I've rewritten $\frac{dA(t)}{dt}$ as $\frac{\hbar^2}{2m^2} \int x \left [ \frac{\partial }{\partial x} \left ( \psi \frac{\partial ^2 \psi ^* }{\partial x^2} \right ) -2 \frac{\partial \psi}{\partial x} \frac{\partial ^2 \psi ^*}{\partial x^2 } - \frac{\partial }{\partial x} \left ( \psi ^* \frac{\partial ^2 \psi}{\partial x^2} \right ) \right ] dx$. I'm still totally stuck.
I've been extremely careful and what I wrote in latex contains no typo error. All is exactly as in my draft so any mistake/error you see, it's not a typo but an algebra one that I made.

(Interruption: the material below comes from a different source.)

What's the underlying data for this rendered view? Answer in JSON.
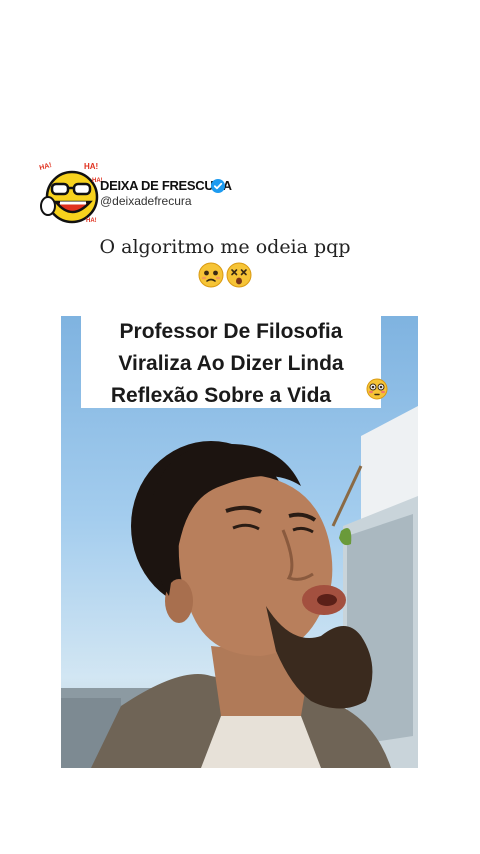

Any help is greatly appreciated, I really want to solve that exercise. Thanks :)

 

[TSny]

I factor out i/(2m hbar) to get $K=\frac{i}{2m\hbar} \{ \psi \frac{\partial }{\partial x} (p^2 \psi ^*) - \frac{\partial \psi ^*}{\partial x} (p^2 \psi ) - \frac{\partial \psi }{\partial x} (p^2 \psi ^*) -\psi ^* \frac{\partial }{\partial x} (p^2 \psi) \}$ (line 10)

Check the sign of the last term on the right. Otherwise, things look good to me up to this point. After substituting for p² I think you have the right idea to continue with some integration by parts.

 

[fluidistic]

Check the sign of the last term on the right. Otherwise, things look good to me up to this point. After substituting for p² I think you have the right idea to continue with some integration by parts.

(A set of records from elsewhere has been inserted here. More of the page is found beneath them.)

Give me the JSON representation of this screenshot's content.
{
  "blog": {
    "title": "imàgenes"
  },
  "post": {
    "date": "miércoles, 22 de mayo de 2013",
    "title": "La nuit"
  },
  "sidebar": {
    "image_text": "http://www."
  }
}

Oh thank you very much TSny, I didn't see this sign mistake. I fixed it and in consequences this changes all the following lines.
I've reached the result! I had to integrate by parts twice for an integral and once for another. I also had to assume that $x\frac{\partial \psi ^*}{\partial x} \frac{\partial \psi}{\partial \psi} \big | _{-\infty}^\infty$ is worth 0 (and another 2 similar relations), which isn't that obvious to me. I mean I have a big feeling that it's worth 0 but I'm not really sure why. I know that $\frac{\partial \psi}{\partial x}$ and $\frac{\partial \psi ^*}{\partial x}$ must tend to 0 at infinities but if I multiply their product by x, then I'm not really sure.

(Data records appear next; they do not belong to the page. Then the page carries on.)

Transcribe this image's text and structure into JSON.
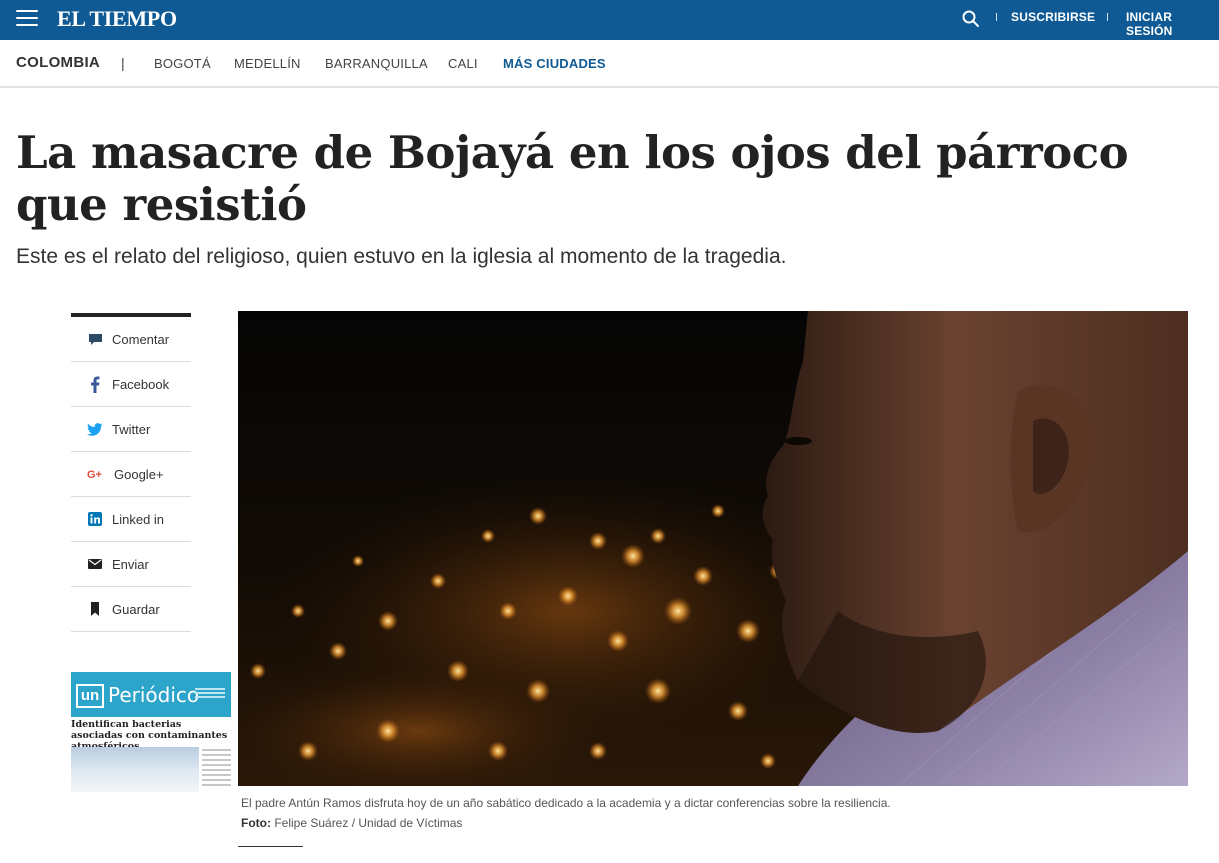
{
  "header": {
    "logo": "EL TIEMPO",
    "subscribe_label": "SUSCRIBIRSE",
    "login_label": "INICIAR SESIÓN",
    "brand_color": "#0f5a94"
  },
  "section_nav": {
    "current": "COLOMBIA",
    "separator": "|",
    "items": [
      "BOGOTÁ",
      "MEDELLÍN",
      "BARRANQUILLA",
      "CALI"
    ],
    "more_label": "MÁS CIUDADES"
  },
  "article": {
    "headline": "La masacre de Bojayá en los ojos del párroco que resistió",
    "subheadline": "Este es el relato del religioso, quien estuvo en la iglesia al momento de la tragedia.",
    "caption": "El padre Antún Ramos disfruta hoy de un año sabático dedicado a la academia y a dictar conferencias sobre la resiliencia.",
    "credit_label": "Foto:",
    "credit_value": " Felipe Suárez / Unidad de Víctimas"
  },
  "share": {
    "items": [
      {
        "label": "Comentar",
        "icon": "comment-icon"
      },
      {
        "label": "Facebook",
        "icon": "facebook-icon"
      },
      {
        "label": "Twitter",
        "icon": "twitter-icon"
      },
      {
        "label": "Google+",
        "icon": "google-plus-icon"
      },
      {
        "label": "Linked in",
        "icon": "linkedin-icon"
      },
      {
        "label": "Enviar",
        "icon": "mail-icon"
      },
      {
        "label": "Guardar",
        "icon": "bookmark-icon"
      }
    ]
  },
  "ad": {
    "logo_mark": "un",
    "logo_text": "Periódico",
    "headline": "Identifican bacterias asociadas con contaminantes atmosféricos"
  }
}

I also have to show that $\frac{dA(t)}{dt}$ is constant. I guess I just have to derivate it with respect to time and see that it's worth 0... I'll do it, I don't think this will be hard nor that long.

All in all the problem was extremely lengthy in terms of algebra!